In conclusion, we most emphatically
affirm all the regrets expressed at our lack of a holy
aggressiveness, and every ardent aspiration for a remedy. But this
remedy is not to be found by innovation upon our system, but in the
reformation of the persons who work the system. What we need is not a
class of imperfectly educated ministers, but repentance, holy
yearning for souls, prayer, and more abounding labour by educated
ministers; more family religion and true Christian training in
households, which is, after all, the Presbyterian's main lever; more
self-consecration in our laymen; and especially our employment of the
“dead capital” now lying unused in our eldership. The
elder need not be a “local preacher,” after the pattern of
the Methodist “local,” but the intelligent elder ought to
be something much better; active in spheres of work which the church
needs much more than sermonising or formal “preachments,”
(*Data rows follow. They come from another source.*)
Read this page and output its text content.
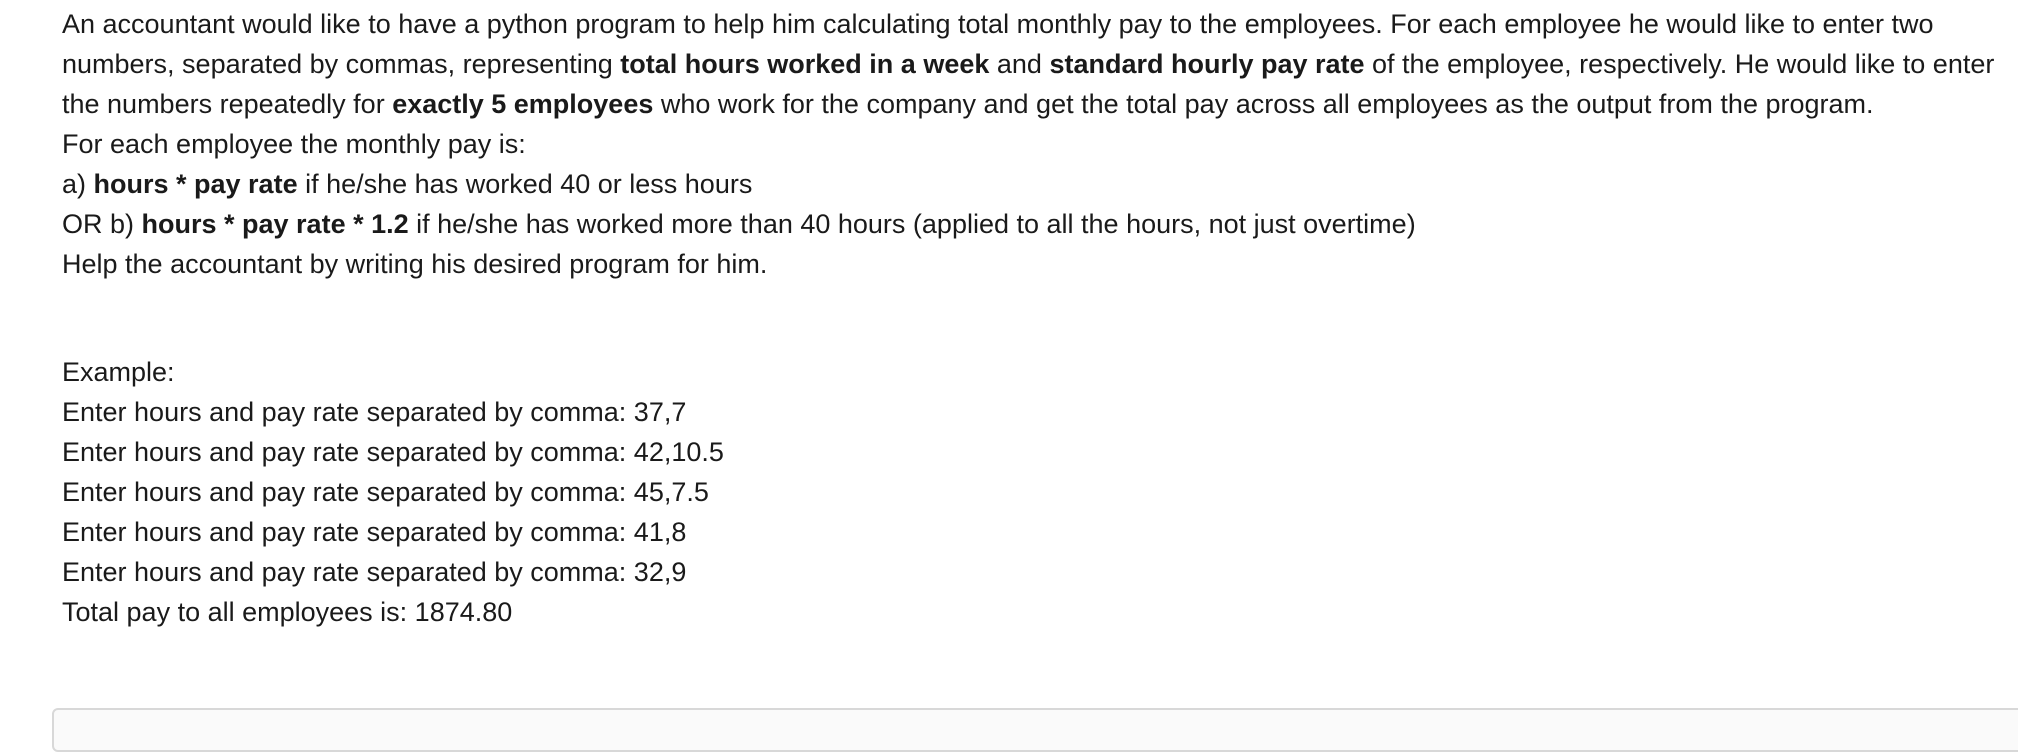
An accountant would like to have a python program to help him calculating total monthly pay to the employees. For each employee he would like to enter two numbers, separated by commas, representing total hours worked in a week and standard hourly pay rate of the employee, respectively. He would like to enter the numbers repeatedly for exactly 5 employees who work for the company and get the total pay across all employees as the output from the program.
For each employee the monthly pay is:
a) hours * pay rate if he/she has worked 40 or less hours
OR b) hours * pay rate * 1.2 if he/she has worked more than 40 hours (applied to all the hours, not just overtime)
Help the accountant by writing his desired program for him.
Example:
Enter hours and pay rate separated by comma: 37,7
Enter hours and pay rate separated by comma: 42,10.5
Enter hours and pay rate separated by comma: 45,7.5
Enter hours and pay rate separated by comma: 41,8
Enter hours and pay rate separated by comma: 32,9
Total pay to all employees is: 1874.80
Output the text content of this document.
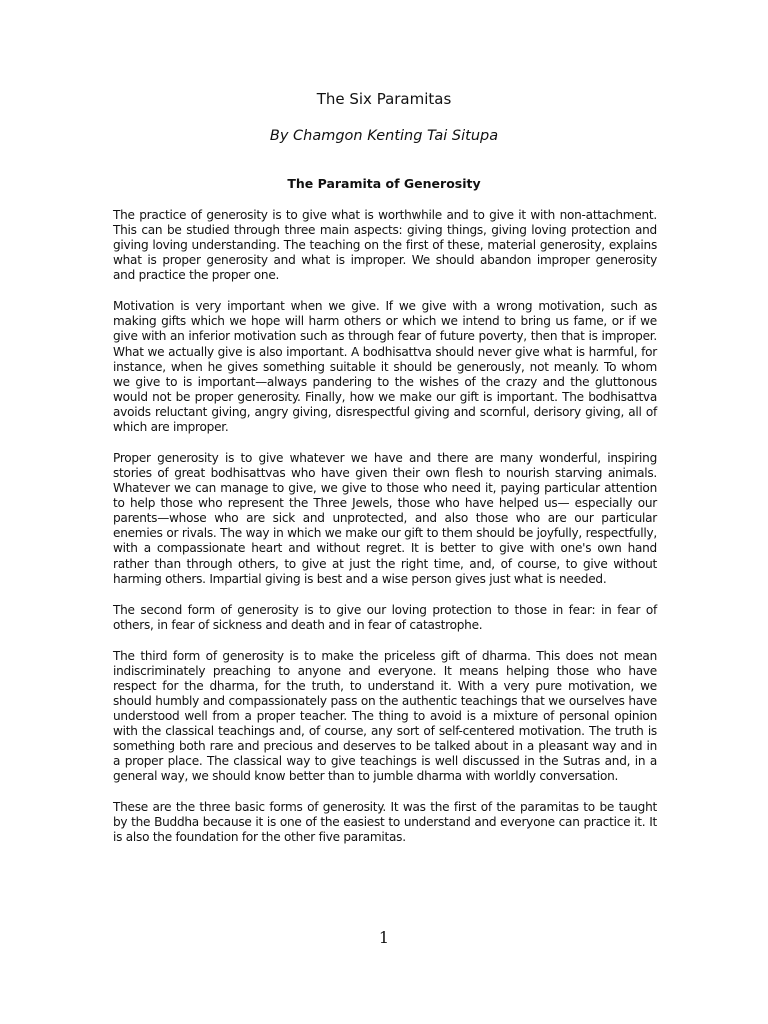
The Six Paramitas
By Chamgon Kenting Tai Situpa
The Paramita of Generosity

The practice of generosity is to give what is worthwhile and to give it with non-attachment. This can be studied through three main aspects: giving things, giving loving protection and giving loving understanding. The teaching on the first of these, material generosity, explains what is proper generosity and what is improper. We should abandon improper generosity and practice the proper one.

Motivation is very important when we give. If we give with a wrong motivation, such as making gifts which we hope will harm others or which we intend to bring us fame, or if we give with an inferior motivation such as through fear of future poverty, then that is improper. What we actually give is also important. A bodhisattva should never give what is harmful, for instance, when he gives something suitable it should be generously, not meanly. To whom we give to is important—always pandering to the wishes of the crazy and the gluttonous would not be proper generosity. Finally, how we make our gift is important. The bodhisattva avoids reluctant giving, angry giving, disrespectful giving and scornful, derisory giving, all of which are improper.

Proper generosity is to give whatever we have and there are many wonderful, inspiring stories of great bodhisattvas who have given their own flesh to nourish starving animals. Whatever we can manage to give, we give to those who need it, paying particular attention to help those who represent the Three Jewels, those who have helped us— especially our parents—whose who are sick and unprotected, and also those who are our particular enemies or rivals. The way in which we make our gift to them should be joyfully, respectfully, with a compassionate heart and without regret. It is better to give with one's own hand rather than through others, to give at just the right time, and, of course, to give without harming others. Impartial giving is best and a wise person gives just what is needed.

The second form of generosity is to give our loving protection to those in fear: in fear of others, in fear of sickness and death and in fear of catastrophe.

The third form of generosity is to make the priceless gift of dharma. This does not mean indiscriminately preaching to anyone and everyone. It means helping those who have respect for the dharma, for the truth, to understand it. With a very pure motivation, we should humbly and compassionately pass on the authentic teachings that we ourselves have understood well from a proper teacher. The thing to avoid is a mixture of personal opinion with the classical teachings and, of course, any sort of self-centered motivation. The truth is something both rare and precious and deserves to be talked about in a pleasant way and in a proper place. The classical way to give teachings is well discussed in the Sutras and, in a general way, we should know better than to jumble dharma with worldly conversation.

These are the three basic forms of generosity. It was the first of the paramitas to be taught by the Buddha because it is one of the easiest to understand and everyone can practice it. It is also the foundation for the other five paramitas.

1
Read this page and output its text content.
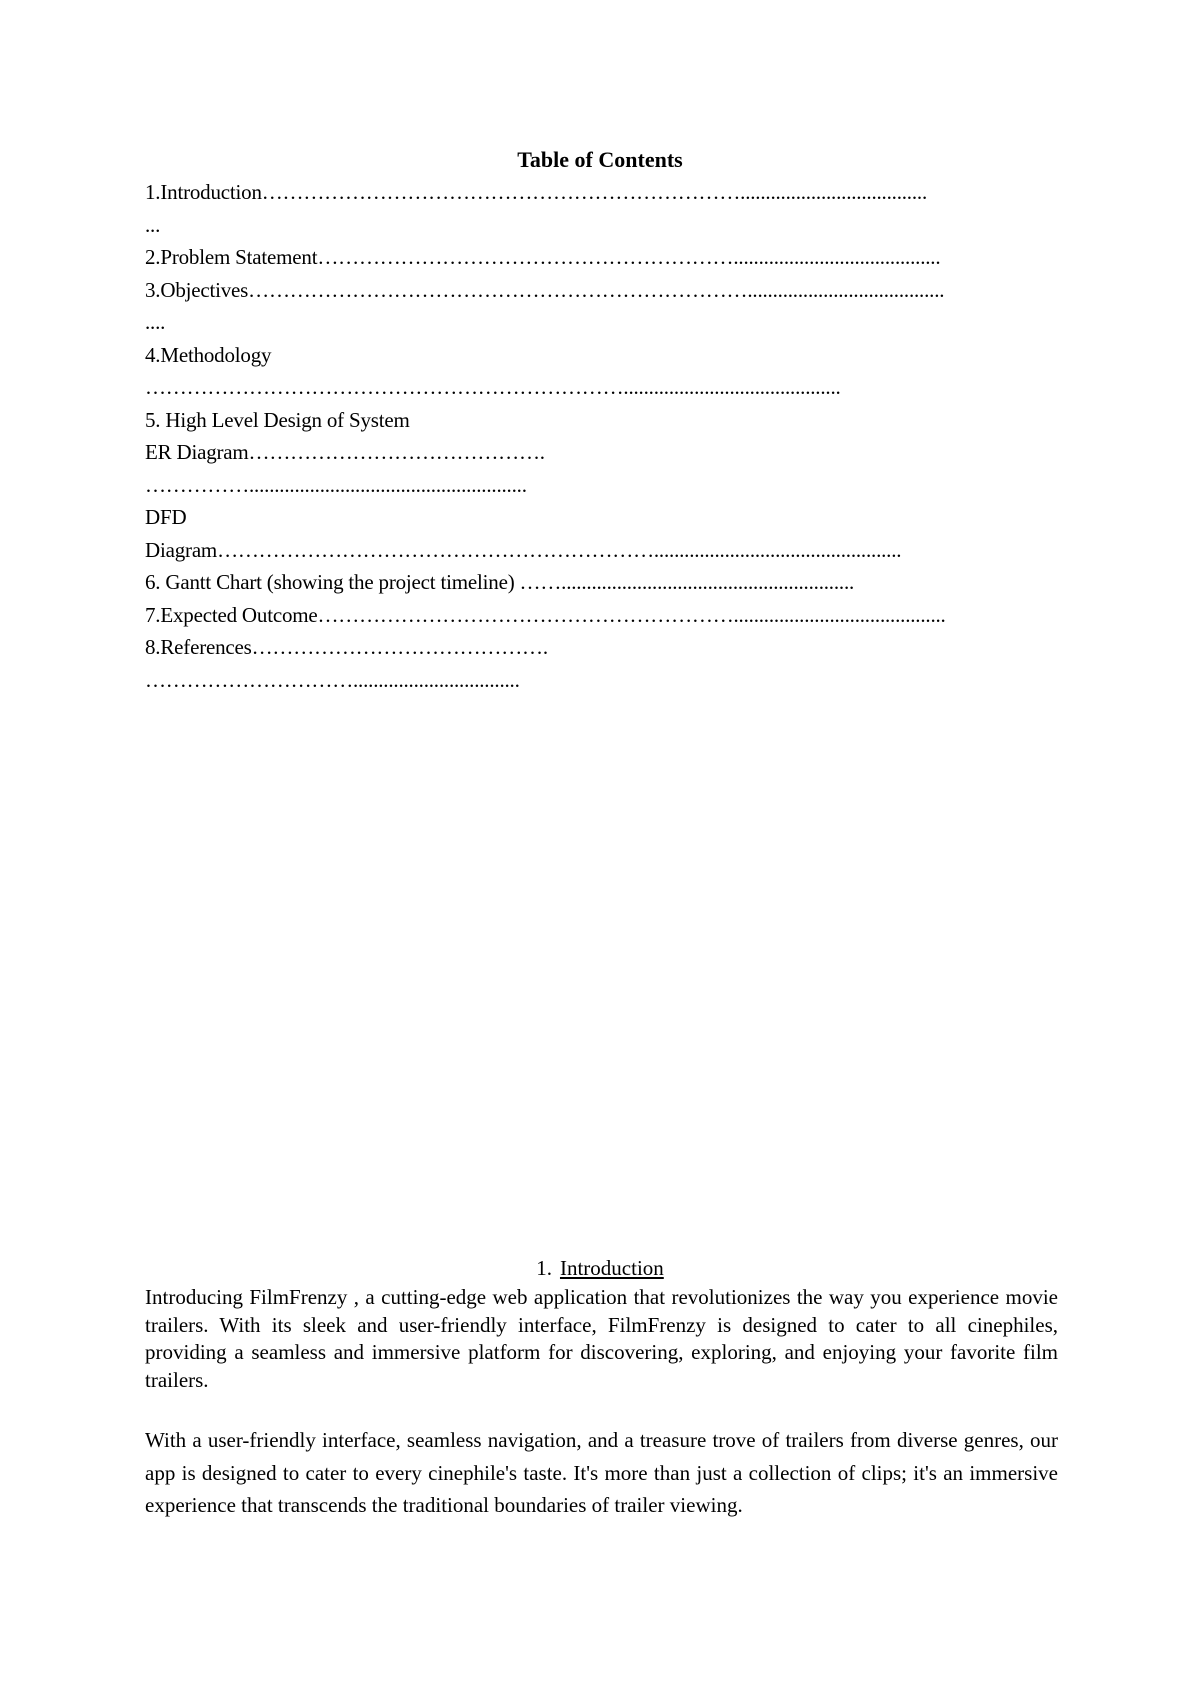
Table of Contents
1.Introduction…………………………………………………………….....................................
...
2.Problem Statement…………………………………………………….........................................
3.Objectives……………………………………………………………….......................................
....
4.Methodology
……………………………………………………………...........................................
5. High Level Design of System
ER Diagram…………………………………….
…………….......................................................
DFD
Diagram……………………………………………………….................................................
6. Gantt Chart (showing the project timeline) ……..........................................................
7.Expected Outcome……………………………………………………..........................................
8.References…………………………………….
………………………….................................
1. Introduction

Introducing FilmFrenzy , a cutting-edge web application that revolutionizes the way you experience movie trailers. With its sleek and user-friendly interface, FilmFrenzy is designed to cater to all cinephiles, providing a seamless and immersive platform for discovering, exploring, and enjoying your favorite film trailers.

With a user-friendly interface, seamless navigation, and a treasure trove of trailers from diverse genres, our app is designed to cater to every cinephile's taste. It's more than just a collection of clips; it's an immersive experience that transcends the traditional boundaries of trailer viewing.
vis., catechetical instruction, teaching the gospel from house to
house, oversight, social meetings, exhortations. Sabbath-schools. Do
we feel a “crying need” in our out-lying destitutions for
such work as this, and for labourers to do it more cheaply than the
educated evangelist? This is precisely the work which intelligent
ruling elders ought to do. All the elders in Scripture, ruling and
teaching, were required to be “apt to teach.” Our
conception of the New Testament organisation of the congregation
would not pull down a part of the ministers to an uneducated level,
but lift up all the elders, including the ruling elders, to the level
of official teachers. Each congregation was governed and taught, not
by a one-man power, a sort of local prelate, but by a board, a
plurality of elders, all of whom were teachers, though not all of
equal teaching authority, learning, or gifts. But, to ensure full
intelligence and permanent orthodoxy, we should require the presiding
elder in this board to have the full equipment of well attested
theological learning. One such man, thoroughly furnished, presiding
over the board, and regulating and harmonising their joint
instructions, would give a sufficient guarantee of soundness in the
faith. The others under him, in their less authoritative teaching
sphere, would safely fill in the details of the work. The ruling
elder would not act as catechist as though he were an independent
integer, but as a member of the board, under its direction, and
especially under the direction of the president, who is fully trained
and tried; even as he, in his public work as authoritative herald of
salvation, does not act independently, but under the control of his
Presbyterial Board, the Presbytery. Thus the didactic work of each
congregation would assume a largeness, occupying several men's hands;
while the thorough theological furniture of the one man at the head
would guarantee doctrinal safety in the whole. Such was evidently the
apostle's conception in the pastoral epistles.